As one who grew up with what are now known as a “physical” books, the exhibit seemed to bolster Von Braun’s semi-spiritual take on nature’s metamorphose. Indeed, standing in front of Olga Lah’s impressive “Translation” (2010), where the cascade of print from opened books suggests a frozen waterfall of words going from wall to floor with the lower pages bleached (or so it seems) to suggest foamy white water, one could almost hear the splashing of sentences, print transformed back to water.

a stack of books arranged by color

The browsing part of the exhibit (Photo – Garrett Rowlan)

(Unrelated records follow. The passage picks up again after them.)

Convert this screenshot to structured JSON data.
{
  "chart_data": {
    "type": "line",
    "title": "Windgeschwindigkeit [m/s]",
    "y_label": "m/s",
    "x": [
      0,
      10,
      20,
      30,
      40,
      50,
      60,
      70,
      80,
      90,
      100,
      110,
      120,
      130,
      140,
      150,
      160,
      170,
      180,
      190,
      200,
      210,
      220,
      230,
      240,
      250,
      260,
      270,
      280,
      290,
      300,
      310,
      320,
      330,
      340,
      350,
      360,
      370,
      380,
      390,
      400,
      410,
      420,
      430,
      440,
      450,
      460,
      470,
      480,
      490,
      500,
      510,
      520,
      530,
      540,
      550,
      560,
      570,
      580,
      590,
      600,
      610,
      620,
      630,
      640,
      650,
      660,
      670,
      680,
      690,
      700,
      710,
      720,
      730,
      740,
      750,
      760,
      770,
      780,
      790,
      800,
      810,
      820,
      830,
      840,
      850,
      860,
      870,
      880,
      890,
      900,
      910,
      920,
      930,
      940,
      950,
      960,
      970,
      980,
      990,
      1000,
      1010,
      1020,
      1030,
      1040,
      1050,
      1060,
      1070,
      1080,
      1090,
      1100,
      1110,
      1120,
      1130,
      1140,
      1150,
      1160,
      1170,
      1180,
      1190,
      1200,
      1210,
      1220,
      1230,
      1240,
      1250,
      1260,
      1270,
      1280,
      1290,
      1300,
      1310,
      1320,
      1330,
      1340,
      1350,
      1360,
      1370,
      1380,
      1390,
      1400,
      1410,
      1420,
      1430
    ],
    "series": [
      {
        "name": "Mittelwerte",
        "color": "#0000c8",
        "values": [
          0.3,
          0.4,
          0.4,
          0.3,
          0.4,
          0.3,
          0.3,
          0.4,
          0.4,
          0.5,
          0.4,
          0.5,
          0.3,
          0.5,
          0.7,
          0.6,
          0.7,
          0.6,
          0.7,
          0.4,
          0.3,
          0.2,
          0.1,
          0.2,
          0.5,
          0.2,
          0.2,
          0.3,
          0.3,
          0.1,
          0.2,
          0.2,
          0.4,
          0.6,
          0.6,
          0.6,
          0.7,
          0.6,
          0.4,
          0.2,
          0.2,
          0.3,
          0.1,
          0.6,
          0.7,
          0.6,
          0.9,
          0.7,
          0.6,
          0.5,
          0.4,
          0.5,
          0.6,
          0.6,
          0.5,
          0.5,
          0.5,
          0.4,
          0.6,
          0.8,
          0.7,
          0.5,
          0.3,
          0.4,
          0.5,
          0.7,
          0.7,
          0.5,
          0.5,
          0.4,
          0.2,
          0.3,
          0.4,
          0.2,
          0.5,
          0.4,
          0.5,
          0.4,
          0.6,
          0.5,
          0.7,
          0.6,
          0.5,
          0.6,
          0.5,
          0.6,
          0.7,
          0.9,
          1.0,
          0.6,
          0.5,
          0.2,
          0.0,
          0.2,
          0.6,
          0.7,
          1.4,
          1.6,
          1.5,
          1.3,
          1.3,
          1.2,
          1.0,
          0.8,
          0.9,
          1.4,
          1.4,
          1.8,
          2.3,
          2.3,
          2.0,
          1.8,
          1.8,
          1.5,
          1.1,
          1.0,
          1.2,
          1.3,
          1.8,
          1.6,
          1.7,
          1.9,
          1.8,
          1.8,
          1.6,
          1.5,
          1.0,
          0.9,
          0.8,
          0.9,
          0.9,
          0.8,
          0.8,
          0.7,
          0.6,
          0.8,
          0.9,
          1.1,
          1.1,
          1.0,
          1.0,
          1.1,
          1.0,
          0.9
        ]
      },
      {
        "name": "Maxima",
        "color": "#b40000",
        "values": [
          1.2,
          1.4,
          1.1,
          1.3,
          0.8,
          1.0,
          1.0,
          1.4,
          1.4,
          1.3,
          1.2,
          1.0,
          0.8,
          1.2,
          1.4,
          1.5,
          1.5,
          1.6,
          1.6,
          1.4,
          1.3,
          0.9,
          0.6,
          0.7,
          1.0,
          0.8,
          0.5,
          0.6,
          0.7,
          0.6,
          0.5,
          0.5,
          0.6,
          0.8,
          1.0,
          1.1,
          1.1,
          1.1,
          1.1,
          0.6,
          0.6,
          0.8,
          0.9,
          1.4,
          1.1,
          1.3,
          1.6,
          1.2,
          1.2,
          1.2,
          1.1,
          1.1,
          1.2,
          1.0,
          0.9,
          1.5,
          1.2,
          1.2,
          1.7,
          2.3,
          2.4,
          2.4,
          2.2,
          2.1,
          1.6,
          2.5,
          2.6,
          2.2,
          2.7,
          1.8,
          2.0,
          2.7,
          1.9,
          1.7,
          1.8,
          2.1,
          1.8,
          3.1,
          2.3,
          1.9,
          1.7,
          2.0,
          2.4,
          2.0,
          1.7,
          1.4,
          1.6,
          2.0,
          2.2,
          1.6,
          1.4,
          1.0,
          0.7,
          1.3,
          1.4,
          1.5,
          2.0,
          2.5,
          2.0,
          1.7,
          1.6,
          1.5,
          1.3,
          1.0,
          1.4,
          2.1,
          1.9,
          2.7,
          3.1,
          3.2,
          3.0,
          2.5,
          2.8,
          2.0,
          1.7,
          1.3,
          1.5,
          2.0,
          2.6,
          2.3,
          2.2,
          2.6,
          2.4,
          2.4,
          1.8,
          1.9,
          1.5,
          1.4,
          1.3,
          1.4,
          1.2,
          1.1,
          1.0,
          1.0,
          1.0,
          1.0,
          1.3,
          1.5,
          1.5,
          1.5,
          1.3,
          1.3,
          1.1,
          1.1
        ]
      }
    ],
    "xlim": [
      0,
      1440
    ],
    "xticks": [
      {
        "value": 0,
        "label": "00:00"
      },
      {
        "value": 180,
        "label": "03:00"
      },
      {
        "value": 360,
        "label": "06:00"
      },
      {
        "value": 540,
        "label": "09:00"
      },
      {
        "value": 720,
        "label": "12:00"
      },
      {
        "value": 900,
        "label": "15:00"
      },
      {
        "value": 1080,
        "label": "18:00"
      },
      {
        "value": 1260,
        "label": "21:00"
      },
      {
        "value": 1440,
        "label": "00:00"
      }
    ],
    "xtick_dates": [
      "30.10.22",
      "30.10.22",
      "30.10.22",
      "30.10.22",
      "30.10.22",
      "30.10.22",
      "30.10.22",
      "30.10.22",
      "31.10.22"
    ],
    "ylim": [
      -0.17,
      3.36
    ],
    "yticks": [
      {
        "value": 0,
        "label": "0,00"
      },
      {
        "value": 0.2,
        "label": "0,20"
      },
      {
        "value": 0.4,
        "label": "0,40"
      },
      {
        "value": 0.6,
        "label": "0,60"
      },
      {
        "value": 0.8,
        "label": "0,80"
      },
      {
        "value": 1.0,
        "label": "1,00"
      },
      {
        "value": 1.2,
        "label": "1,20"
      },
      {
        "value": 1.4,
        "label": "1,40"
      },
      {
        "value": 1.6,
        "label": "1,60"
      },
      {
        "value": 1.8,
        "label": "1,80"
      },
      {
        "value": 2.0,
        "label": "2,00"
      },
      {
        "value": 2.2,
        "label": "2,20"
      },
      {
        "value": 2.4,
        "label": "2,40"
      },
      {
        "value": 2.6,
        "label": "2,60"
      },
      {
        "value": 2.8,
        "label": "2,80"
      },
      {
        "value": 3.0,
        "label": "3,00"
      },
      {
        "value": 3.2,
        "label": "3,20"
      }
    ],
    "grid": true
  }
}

Also impressive was Danae Falliers’ “Library” portraits, where untitled books are arranged on a shelf in color-coded patterns. Falliers’ portraits add to the impression of peaceful gravitas and bring to mind a favorite short story, “The Library at Babel” by Jorge Luis Borges.  In that story, the universe is a library of linked hexagons running to infinity, and this exhibit creates a sense of there being more than what the viewer (or browser, for one part of the exhibit contains a variety of chapbooks that one can take down, sit and read.) sees within the discretely lit walls.

As all space is hinted at, so is time, especially in vitrines that feature old, hand-colored books, including a copy of The Mystery of Edwin Drood by Charles Dickens.

All in all, the exhibit produces a pleasant, contemplative mood and yet reminds us that change is a constant in this world. It runs until December 15.